It's time to put whey and casein back together, exec says

By Hank Schultz

- Last updated on GMT

Cutting milk proteins apart has been all the rage in recent years. But Benoit Turpin of Milk Specialities Global said the market is now starting to come around to the idea that Mother Nature did a pretty good job with the original protein and using it in its whole form makes a lot of sense.

Turpin, who is the company’s vice president of sales, spoke with NutraIngredients-USA at the recent Institute of Food Technologists’ trade show in Chicago. Turpin spoke about the company’s new focused protein ingredients for bars that up the protein content while maintaining pliability and increasing shelf life. He also gave his view of the protein market as it relates to sports nutrition.

Over recent decades dairy companies have created an entire industry by deconstructing milk. Shipping liquid milk long distances is of course a non starter, and even milk powder is a relatively low value product to ship in bulk. There has even been a government-industry partnership—Ireland’s milk mining initiative—devoted to the process. So producers like Glanbia, Fonterra and Friesland Campina have sought ways to derive higher value ingredients and finished products from milk as a way to reach new markets and drive profits.  

Putting whey and casein back together

Historically, one of the first of these type of products was cheese, with its attendant waste product whey.  Whey, once a low value commodity that just a couple of decades ago was more of a burden than a blessing, subsequently became the source of an in demand, high value protein subject to shortages that was the foundation of the sports nutrition industry because of its proven rapid digestibility.

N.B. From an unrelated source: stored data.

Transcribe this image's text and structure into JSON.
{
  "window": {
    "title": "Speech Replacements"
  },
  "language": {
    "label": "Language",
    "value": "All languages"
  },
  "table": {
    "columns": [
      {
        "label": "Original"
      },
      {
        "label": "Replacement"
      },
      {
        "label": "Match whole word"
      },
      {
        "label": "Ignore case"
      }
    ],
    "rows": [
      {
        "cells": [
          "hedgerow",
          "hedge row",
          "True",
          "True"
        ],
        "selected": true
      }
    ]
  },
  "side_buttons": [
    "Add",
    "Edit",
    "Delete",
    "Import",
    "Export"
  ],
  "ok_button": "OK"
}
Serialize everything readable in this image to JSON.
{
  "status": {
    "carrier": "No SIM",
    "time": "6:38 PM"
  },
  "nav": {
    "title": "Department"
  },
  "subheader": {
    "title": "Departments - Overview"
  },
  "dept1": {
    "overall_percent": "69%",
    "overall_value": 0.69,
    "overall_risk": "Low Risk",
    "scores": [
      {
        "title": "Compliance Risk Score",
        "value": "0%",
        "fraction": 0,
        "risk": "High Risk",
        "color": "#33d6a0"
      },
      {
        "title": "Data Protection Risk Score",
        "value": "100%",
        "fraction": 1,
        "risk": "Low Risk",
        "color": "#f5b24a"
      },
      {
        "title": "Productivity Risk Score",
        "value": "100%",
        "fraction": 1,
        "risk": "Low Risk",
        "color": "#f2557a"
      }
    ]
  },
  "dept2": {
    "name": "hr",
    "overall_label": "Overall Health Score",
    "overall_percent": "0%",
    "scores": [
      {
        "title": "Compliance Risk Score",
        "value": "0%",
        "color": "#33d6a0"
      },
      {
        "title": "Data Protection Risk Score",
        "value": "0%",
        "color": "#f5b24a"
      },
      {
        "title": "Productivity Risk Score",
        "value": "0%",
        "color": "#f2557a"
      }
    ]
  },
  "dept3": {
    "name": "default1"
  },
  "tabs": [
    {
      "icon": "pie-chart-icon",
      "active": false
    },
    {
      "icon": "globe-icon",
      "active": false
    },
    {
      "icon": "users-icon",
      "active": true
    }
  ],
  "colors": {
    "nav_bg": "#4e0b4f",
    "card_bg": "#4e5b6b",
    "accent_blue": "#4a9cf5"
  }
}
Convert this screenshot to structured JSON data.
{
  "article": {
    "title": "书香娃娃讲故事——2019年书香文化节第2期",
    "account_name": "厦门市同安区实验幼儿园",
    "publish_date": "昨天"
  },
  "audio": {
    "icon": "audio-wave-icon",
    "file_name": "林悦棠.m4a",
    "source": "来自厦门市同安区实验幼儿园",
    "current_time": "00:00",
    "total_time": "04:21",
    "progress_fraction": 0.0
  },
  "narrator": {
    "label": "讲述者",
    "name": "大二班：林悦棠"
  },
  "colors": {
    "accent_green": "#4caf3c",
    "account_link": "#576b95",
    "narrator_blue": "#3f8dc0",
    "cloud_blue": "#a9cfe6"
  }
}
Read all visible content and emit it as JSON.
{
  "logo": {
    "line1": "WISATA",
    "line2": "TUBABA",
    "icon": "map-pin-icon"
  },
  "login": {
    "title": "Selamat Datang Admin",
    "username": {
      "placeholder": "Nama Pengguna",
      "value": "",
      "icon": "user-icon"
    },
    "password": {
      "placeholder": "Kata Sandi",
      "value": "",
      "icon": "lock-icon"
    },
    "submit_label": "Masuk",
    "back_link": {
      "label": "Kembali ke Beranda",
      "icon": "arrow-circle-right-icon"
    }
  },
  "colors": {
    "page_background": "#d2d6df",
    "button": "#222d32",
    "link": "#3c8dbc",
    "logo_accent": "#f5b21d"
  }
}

Casein, other side of the milk protein coin, showed a slower growth curve.  This was in part because the protein must be fractionated from whole milk protein, and thus is a diversion from other uses rather than the process of improving the value of a waste stream, as is the case with whey.  It is also because of the digestion profile of the protein, in which it tends to clump or gel in stomach acids and remains mostly inaccessible to enzymes and only digests later in the less acidic environment of the small intestine (whey, on the other hand, remains open in long strands in the stomach that are easily snipped apart).  The ‘slow’ side of the protein absorption coin was slow to get going in the sports nutrition field, and only recently has begun to gain traction with notions of satiety boosted by specific proteins.

Benoit said this story is now coming full circle. 

“The beauty of milk protein is it is what comes straight from the milk,”​ Turpin said. “It’s the perfect combination.  You have a naturally occurring, slow digesting protein and the whey protein, which is a quick uptick, right off the bat digestion process.”

Turpin said a big application for these proteins is in ready-to-drink beverages.  To better serve that market the company has come up with a 90% lactose free milk protein isolate, as well as an organic version as well.  The ingredients are also hormone free and non GMO, Turpin said.